Cyberprzestępczość to bardzo profesjonalna branża, w której wykorzystywane są sprawdzone oraz legalne techniki i platformy marketingowe. Analitycy znaleźli na przykład reklamę dedykowanych serwerów do prowadzenia cyberprzestępczej działalności, które znajdują się w Stanach Zjednoczonych i są oferowane w cenie zaledwie 3 dolarów, przy czym cena ta wzrasta do 6 dol. w przypadku opcji z gwarantowaną dostępnością przez 12 godzin. Choć wiele z tych usług jest sprzedawanych na podziemnych forach, niektóre są dostępne wyłącznie dla zaproszonych klientów, a inne są jawnie reklamowane i sprzedawane w legalnych mediach społecznościowych i na popularnych platformach komunikacyjnych, takich jak Twitter, VK (WKontakcie) czy Telegram.

Coraz trudniej jest wskazać granicę między zachowaniem przestępczym a legalną działalnością biznesową, zaznaczono w raporcie.
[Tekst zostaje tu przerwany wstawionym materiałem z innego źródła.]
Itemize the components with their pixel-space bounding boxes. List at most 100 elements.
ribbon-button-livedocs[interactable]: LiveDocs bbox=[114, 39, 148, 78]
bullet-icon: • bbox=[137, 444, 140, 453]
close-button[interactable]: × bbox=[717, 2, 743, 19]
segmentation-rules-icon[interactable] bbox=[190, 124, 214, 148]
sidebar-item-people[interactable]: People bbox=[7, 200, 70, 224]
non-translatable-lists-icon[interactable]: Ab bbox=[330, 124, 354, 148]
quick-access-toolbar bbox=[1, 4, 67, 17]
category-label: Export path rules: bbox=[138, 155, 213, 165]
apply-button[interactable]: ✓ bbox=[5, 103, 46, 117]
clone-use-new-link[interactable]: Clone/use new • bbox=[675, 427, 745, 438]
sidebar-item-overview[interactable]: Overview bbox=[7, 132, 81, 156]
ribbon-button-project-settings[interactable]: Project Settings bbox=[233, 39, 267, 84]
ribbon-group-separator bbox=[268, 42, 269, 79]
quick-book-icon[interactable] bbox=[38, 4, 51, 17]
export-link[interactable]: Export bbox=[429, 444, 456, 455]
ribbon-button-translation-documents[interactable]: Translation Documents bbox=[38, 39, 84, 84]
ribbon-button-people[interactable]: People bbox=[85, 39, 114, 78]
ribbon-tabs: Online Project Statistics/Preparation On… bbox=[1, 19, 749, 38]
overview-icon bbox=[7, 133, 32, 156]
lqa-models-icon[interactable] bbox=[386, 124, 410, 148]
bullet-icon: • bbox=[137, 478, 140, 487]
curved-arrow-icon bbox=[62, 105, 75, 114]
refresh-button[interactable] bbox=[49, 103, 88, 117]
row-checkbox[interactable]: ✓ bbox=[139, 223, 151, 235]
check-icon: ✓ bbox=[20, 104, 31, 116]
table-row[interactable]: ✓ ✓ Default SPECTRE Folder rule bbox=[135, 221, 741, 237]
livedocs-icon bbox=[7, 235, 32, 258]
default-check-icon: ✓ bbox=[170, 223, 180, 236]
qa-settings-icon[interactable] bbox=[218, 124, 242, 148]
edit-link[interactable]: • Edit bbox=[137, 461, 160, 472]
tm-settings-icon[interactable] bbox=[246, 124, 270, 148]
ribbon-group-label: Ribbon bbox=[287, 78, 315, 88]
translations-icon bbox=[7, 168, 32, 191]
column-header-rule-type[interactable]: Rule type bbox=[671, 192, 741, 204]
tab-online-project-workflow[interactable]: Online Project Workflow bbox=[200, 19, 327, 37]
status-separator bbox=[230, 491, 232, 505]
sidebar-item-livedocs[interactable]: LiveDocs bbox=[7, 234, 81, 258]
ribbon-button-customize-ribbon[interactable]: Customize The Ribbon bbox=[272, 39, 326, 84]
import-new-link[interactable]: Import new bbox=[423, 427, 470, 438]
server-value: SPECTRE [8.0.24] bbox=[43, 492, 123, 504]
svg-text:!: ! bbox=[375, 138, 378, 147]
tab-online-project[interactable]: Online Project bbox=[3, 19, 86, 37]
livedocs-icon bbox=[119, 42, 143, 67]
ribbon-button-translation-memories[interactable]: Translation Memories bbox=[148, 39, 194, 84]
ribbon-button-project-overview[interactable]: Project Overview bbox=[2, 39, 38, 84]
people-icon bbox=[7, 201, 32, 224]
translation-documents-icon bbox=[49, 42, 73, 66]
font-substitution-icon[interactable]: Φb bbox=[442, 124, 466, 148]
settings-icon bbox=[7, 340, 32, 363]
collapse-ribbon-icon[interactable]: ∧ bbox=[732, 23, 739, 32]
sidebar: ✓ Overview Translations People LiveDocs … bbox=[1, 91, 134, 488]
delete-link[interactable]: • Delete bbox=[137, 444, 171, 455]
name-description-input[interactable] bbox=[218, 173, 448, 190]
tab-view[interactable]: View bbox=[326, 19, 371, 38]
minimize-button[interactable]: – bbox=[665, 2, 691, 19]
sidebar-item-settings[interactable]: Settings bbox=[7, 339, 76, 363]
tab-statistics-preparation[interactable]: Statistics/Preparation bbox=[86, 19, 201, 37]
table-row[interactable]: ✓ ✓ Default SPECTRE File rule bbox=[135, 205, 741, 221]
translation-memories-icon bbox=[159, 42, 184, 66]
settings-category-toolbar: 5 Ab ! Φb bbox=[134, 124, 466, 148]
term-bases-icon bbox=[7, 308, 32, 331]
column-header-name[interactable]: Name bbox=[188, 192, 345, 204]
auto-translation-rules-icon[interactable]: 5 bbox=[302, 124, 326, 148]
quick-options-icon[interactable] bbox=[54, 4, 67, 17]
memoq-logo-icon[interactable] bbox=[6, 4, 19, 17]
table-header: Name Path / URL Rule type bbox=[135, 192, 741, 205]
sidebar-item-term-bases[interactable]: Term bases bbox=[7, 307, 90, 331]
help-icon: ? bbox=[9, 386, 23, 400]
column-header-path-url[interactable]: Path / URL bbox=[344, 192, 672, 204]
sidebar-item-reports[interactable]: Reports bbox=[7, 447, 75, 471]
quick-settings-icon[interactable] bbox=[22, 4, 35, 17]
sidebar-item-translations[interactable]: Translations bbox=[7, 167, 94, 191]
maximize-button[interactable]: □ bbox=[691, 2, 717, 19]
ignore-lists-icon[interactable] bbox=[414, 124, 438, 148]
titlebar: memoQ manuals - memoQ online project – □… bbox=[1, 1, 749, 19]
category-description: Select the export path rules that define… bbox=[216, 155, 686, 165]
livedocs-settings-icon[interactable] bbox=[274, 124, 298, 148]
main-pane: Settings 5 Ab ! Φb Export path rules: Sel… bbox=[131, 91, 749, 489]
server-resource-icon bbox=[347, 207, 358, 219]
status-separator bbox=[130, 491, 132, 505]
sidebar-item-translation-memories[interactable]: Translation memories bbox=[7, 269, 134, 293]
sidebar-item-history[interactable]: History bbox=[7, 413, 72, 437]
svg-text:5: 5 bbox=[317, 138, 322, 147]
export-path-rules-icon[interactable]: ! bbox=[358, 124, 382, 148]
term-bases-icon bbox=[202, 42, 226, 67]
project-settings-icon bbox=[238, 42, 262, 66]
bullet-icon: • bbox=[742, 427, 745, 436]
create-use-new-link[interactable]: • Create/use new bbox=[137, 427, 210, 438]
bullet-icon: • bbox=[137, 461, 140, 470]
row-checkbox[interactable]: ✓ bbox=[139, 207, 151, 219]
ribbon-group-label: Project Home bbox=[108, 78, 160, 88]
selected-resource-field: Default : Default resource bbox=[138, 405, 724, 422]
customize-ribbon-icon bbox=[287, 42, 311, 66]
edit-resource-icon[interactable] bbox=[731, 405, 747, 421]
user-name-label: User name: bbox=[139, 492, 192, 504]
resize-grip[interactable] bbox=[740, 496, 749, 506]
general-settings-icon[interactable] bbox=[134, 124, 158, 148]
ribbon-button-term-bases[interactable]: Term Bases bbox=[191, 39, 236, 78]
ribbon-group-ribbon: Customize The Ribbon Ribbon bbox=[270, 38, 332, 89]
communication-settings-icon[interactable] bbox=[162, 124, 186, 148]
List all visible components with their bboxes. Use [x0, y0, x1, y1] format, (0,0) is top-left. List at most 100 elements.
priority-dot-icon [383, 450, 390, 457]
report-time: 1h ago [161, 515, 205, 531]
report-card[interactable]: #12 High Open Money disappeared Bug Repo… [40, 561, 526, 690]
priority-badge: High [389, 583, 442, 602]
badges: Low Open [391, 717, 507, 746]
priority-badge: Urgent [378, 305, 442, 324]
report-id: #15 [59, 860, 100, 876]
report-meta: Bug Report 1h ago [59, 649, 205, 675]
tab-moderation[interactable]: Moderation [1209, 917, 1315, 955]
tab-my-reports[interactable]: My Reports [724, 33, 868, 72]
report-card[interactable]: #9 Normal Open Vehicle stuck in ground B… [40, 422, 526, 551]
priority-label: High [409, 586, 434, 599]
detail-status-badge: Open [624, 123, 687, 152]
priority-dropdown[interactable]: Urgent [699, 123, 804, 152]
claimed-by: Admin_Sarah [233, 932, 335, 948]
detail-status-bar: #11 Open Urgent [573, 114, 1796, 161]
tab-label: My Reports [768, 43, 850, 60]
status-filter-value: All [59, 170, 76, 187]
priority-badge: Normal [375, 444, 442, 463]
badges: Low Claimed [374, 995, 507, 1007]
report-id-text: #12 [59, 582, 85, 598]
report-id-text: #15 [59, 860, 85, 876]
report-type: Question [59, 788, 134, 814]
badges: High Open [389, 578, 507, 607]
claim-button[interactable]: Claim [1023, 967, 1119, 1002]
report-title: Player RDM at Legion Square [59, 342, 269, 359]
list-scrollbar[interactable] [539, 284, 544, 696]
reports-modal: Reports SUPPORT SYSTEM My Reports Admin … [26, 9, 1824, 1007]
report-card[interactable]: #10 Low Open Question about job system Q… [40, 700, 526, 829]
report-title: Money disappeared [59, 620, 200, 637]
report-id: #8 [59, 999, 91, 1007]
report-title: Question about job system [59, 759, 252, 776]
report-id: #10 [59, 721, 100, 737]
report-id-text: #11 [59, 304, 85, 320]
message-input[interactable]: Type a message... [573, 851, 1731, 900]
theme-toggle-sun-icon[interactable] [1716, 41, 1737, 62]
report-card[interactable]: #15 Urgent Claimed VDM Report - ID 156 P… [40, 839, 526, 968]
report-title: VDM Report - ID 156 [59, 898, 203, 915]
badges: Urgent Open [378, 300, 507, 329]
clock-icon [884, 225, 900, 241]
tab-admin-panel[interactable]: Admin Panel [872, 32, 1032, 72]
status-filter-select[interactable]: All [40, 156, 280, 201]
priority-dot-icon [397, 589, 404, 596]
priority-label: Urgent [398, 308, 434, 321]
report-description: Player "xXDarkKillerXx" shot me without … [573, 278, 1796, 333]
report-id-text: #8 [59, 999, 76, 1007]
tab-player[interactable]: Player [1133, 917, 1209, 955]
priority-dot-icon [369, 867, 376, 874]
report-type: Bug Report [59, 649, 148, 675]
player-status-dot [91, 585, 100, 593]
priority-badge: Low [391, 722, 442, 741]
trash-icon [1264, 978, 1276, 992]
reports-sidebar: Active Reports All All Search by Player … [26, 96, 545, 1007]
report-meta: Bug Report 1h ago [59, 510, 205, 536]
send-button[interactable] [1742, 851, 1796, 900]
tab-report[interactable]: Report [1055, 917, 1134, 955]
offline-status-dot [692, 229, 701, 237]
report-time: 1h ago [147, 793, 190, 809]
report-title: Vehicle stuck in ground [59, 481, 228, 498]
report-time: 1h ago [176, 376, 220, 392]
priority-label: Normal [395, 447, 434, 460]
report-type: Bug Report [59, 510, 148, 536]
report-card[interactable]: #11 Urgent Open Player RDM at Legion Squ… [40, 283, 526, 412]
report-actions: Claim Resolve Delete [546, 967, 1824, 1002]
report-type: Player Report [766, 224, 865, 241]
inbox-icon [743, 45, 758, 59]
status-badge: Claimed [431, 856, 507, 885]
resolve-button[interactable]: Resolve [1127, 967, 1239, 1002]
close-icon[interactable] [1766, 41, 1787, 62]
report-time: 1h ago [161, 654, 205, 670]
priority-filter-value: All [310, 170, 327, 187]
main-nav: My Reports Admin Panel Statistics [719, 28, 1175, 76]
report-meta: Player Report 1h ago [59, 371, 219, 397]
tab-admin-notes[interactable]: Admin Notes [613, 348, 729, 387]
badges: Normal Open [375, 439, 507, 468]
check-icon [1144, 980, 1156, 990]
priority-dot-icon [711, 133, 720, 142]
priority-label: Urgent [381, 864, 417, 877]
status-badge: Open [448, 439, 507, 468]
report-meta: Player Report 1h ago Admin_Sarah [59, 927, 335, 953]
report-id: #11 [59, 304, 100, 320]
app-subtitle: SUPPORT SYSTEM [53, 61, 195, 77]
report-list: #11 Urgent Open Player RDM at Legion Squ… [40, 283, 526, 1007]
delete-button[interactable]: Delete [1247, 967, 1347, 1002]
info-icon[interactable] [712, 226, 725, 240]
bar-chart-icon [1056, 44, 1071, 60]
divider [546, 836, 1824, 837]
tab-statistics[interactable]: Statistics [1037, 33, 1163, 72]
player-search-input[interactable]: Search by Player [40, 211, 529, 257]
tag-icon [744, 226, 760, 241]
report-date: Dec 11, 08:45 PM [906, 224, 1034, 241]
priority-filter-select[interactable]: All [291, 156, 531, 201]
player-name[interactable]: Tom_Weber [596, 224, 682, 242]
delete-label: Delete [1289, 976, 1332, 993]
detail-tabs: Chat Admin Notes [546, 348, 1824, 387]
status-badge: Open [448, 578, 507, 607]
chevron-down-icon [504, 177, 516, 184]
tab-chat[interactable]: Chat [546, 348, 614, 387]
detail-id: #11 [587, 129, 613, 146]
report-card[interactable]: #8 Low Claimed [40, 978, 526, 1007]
Niektórzy dostawcy usług hostingowych mają legalnych klientów i otwarcie reklamują się w internecie, mają też partnerów handlowych, którzy sprzedają ich usługi wyłącznie środowiskom przestępczym — o czym firma macierzysta może, ale nie musi wiedzieć.

Dostawcy usług hostingowych zabezpieczonych przed organami ścigania (tzw. bulletproof hosters), ewidentnie wchodzący w związki z cyberprzestępczością, to zasadniczo zwykli dostawcy hostingu, próbujący zdywersyfikować swoją działalność pod kątem potrzeb konkretnych klientów. Za dodatkową opłatą potrafią maksymalnie nagiąć granice tego, co jest dopuszczalne, a co zabronione przez lokalne prawo, zwracają uwagę eksperci Trend Micro.